Of course, the Microsoft keynote wouldn't be complete without a mention of its Teams solution, which became generally availablejust two weeks ago. And Markezich delivered when he brought a couple of colleagues on stage to walk the audience through a demo of this new tool and how it fits in with other business productivity tools in Microsoft's portfolio.

As Markezich noted, companies will spend an estimated $1.2 trillion on digital transformation initiatives this year. And with Office 365, Skype for Business, and now Teams, Microsoft is working to deliver the solutions people need to get work done efficiently. The company has shipped more than 100 new features for these solutions in the last year, Markezich said, and "all of this is for us to work together with you to help you digitally transform your organization."

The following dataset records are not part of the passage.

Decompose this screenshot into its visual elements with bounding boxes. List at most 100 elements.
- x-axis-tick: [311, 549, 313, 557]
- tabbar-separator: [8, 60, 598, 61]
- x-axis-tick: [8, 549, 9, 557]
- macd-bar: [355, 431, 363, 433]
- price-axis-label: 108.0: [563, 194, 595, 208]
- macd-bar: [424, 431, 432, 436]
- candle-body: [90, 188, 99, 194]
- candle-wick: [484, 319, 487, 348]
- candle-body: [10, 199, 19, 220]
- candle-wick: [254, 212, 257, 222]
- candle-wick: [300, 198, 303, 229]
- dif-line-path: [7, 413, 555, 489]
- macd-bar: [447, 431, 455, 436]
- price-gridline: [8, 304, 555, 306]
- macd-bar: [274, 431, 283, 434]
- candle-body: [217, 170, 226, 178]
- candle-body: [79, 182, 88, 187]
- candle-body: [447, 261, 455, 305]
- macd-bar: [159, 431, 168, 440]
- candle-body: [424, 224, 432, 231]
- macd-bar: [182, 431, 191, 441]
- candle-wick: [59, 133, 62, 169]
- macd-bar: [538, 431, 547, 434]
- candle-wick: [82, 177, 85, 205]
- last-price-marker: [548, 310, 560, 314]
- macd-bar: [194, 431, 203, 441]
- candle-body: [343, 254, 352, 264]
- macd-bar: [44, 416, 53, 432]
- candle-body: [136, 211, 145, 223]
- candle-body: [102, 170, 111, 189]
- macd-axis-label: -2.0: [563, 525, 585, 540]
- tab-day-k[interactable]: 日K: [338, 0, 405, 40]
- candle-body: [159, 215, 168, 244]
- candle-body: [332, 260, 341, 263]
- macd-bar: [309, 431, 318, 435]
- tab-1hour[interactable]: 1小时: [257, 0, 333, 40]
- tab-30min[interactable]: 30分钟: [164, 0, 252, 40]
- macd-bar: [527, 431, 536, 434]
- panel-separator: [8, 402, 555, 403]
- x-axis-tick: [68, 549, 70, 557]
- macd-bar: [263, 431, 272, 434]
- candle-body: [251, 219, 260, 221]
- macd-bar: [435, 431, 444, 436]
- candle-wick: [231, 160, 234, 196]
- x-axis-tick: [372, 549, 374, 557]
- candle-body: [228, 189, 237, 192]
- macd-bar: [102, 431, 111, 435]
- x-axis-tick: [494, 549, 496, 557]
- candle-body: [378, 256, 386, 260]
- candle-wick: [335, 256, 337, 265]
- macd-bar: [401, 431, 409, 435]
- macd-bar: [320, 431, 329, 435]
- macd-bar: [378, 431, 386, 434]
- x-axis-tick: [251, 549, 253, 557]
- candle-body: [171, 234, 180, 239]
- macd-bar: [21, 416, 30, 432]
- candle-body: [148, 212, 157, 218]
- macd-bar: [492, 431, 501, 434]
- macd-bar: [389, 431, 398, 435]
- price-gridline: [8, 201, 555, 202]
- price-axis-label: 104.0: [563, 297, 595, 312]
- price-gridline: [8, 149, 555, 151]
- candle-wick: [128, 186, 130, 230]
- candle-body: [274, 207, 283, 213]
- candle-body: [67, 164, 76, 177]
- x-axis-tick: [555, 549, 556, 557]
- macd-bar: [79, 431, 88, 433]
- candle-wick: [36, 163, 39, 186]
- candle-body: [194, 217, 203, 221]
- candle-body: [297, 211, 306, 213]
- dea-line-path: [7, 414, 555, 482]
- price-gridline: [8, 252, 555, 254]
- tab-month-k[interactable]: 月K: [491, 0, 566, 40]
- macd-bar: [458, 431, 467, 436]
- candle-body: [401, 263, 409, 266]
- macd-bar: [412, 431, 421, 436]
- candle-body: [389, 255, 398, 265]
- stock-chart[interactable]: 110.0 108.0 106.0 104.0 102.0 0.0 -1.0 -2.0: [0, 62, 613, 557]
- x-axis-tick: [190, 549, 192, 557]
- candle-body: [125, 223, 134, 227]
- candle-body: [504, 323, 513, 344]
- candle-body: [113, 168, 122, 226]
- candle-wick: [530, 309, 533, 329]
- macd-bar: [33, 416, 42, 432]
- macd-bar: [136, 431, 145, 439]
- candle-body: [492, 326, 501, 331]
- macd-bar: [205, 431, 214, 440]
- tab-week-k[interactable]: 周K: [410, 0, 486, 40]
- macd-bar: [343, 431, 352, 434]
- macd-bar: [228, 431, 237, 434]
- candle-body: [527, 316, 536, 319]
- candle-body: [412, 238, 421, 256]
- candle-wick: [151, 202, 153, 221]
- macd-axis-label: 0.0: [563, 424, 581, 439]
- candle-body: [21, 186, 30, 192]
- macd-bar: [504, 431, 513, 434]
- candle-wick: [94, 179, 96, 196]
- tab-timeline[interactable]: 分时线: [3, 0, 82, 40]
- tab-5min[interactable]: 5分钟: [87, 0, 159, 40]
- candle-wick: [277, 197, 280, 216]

Google was up next to the keynote stage, with Scott Johnston, director for real-time communications, G Suite by Google Cloud, leading the charge. Johnston spoke about the paradox of productivity, noting that new tools keep emerging, but it's hard to understand if the tools really help the modern worker. To get a better understanding of how teams work, Google performed a study, called Project Aristotle, to find out "how much of work is spent moving pieces around on a board."

"Ideas are what move the needle, and we're spending too much time on mundane tasks," Johnston said. There's an unfortunate truth, he said, that productivity tools can waste our time, and it only gets more confusing when you add more people to the equation and look at teamwork specifically. Google is focused on helping teams accomplish their business goals as efficiently as possible, he said.

Johnston and team then demoed new enterprise-focused services announced earlier this month: Hangouts Meet and Hangouts Chat. Hangouts Meet is Google's take on a team collaboration solution, evolving from the Hangouts of old, adding a focus on experiences that bring teams together and keep work moving forward. As Johnston explained, the goal with Hangouts Meet was really to eliminate the friction we experience with teamwork -- make it plug-in free, one-click meeting access, instant loading, and optimize video and audio.

"If we're in a meeting, we need to get work done," Johnston said. "We need the virtues of a white board, and we need it in the cloud so everyone can participate." He then introduced the audience to Google's Jamboard, its own whiteboard device for team collaboration. Jamboard will begin accepting orders in May, Hangouts Chat is currently in an early adopter program phase, and Hangouts Meet is available now.

But the team collaboration buzz at Enterprise Connect is not limited to the keynote stage. It's coming up in conversations I've had across the show floor and in breakout sessions. In fact, just this week we saw new vendors enter the team collaboration fray. On Monday, ShoreTel announced ShoreTel Teamwork, its real-time collaboration tool focused on providing productivity to teams on the go. And just today, we heard from CafeX, which unveiled Chime Spaces for collaboration. Chime Spaces is aimed at enabling enterprises to work more efficiently with customers and teams.

While team collaboration tools may not be ubiquitous in the enterprise as of yet, with all this activity taking place in this space, this is one hot area to which enterprises are looking to get their arms around.